I felt so strong! And then it came time to latch, which didn’t come easily. Then it came time to birth the placenta, which honestly was the worst part for me. All I wanted to do was relax and luxuriate in what I’d just accomplished, and this god damned placenta wouldn’t come out. Eventually, my midwife deemed it necessary to give me a shot of Pitocin, and if that didn’t do the trick it would be hospital transfer time. Fortunately, the placenta removed itself (intact) shortly after the shot of P, but not before I lost a massive blood clot on my floor, which was so huge I actually believed it to be the placenta, and the stains of which are still evident on my bed frame. Birth is nothing if not glamorous.
In the end, Henry was born at 11:47pm in December 2, 2017, during a super moon, just 13 minutes before his due date.

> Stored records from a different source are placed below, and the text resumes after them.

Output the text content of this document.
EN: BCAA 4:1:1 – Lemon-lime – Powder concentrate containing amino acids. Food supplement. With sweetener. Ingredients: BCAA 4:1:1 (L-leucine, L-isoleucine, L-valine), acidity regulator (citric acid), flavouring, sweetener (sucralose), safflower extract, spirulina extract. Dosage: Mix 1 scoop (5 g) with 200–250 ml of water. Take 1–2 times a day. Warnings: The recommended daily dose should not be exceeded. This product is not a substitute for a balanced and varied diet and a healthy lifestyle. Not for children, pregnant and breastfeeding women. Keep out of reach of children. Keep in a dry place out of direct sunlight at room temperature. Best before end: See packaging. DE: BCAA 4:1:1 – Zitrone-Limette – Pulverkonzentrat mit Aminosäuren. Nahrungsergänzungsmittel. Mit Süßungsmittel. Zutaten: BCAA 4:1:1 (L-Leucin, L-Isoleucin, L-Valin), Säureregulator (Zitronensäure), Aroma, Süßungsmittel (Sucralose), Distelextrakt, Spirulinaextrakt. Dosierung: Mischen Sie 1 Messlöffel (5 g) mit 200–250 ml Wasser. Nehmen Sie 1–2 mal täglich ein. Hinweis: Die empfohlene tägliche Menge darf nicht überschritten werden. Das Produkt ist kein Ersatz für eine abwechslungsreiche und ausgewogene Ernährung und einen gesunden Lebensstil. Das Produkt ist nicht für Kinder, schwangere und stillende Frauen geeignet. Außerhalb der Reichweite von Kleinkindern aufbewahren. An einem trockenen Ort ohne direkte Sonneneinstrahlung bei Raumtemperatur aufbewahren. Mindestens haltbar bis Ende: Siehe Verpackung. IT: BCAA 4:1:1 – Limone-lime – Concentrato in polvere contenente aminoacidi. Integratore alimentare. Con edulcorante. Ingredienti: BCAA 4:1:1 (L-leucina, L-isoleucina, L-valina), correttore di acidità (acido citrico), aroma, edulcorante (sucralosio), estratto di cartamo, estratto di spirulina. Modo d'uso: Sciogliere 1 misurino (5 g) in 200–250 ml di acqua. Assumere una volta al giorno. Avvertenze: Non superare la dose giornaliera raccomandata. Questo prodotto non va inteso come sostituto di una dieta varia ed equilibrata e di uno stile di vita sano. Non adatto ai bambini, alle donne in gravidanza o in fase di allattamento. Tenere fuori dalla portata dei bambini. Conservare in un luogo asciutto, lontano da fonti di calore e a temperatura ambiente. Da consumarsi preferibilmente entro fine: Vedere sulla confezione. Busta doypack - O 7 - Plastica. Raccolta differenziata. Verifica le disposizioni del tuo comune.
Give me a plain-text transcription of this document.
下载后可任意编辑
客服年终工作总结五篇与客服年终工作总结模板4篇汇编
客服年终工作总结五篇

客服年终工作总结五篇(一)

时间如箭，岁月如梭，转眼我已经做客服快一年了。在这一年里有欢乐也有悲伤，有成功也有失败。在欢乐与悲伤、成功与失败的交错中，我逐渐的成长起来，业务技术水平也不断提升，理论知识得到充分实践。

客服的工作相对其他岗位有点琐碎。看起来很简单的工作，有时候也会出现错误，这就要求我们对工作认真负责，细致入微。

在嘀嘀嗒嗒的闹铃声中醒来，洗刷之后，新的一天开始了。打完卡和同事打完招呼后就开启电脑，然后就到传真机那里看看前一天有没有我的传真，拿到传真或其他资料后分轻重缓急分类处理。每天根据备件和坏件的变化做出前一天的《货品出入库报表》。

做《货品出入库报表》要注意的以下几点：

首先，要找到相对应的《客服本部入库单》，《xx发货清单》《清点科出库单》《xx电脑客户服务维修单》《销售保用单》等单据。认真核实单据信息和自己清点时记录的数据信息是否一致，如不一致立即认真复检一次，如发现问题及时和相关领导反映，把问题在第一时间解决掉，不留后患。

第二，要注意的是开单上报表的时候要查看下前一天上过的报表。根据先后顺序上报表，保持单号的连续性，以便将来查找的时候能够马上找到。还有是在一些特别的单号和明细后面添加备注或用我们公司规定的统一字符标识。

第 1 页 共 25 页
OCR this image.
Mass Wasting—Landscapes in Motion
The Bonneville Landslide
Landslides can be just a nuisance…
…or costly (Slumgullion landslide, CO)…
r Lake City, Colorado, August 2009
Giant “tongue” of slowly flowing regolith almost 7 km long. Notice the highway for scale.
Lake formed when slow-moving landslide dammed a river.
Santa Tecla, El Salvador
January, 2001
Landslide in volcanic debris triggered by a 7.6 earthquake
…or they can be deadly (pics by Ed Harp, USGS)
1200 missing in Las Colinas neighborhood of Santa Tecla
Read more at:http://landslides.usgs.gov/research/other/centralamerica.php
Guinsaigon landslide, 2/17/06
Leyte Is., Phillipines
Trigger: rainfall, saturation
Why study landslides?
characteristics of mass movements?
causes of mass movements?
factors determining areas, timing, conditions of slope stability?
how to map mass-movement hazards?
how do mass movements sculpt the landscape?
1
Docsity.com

Thinking back on myself pre-baby, I was really a bit arrogant. I thought my choices were the best choices. But birth changes a person. It propels one to a higher plane of existence. It’s such an honor, and it is just so insanely humbling. I am a massive proponent of home birth - that’s not changed - but I realize it’s not for everyone, which is much more understandable to me now. No matter how a baby is born, the important thing is that they are born safely, that the mother can let go and trust the outcome despite how it may divert from plan, and that there is love.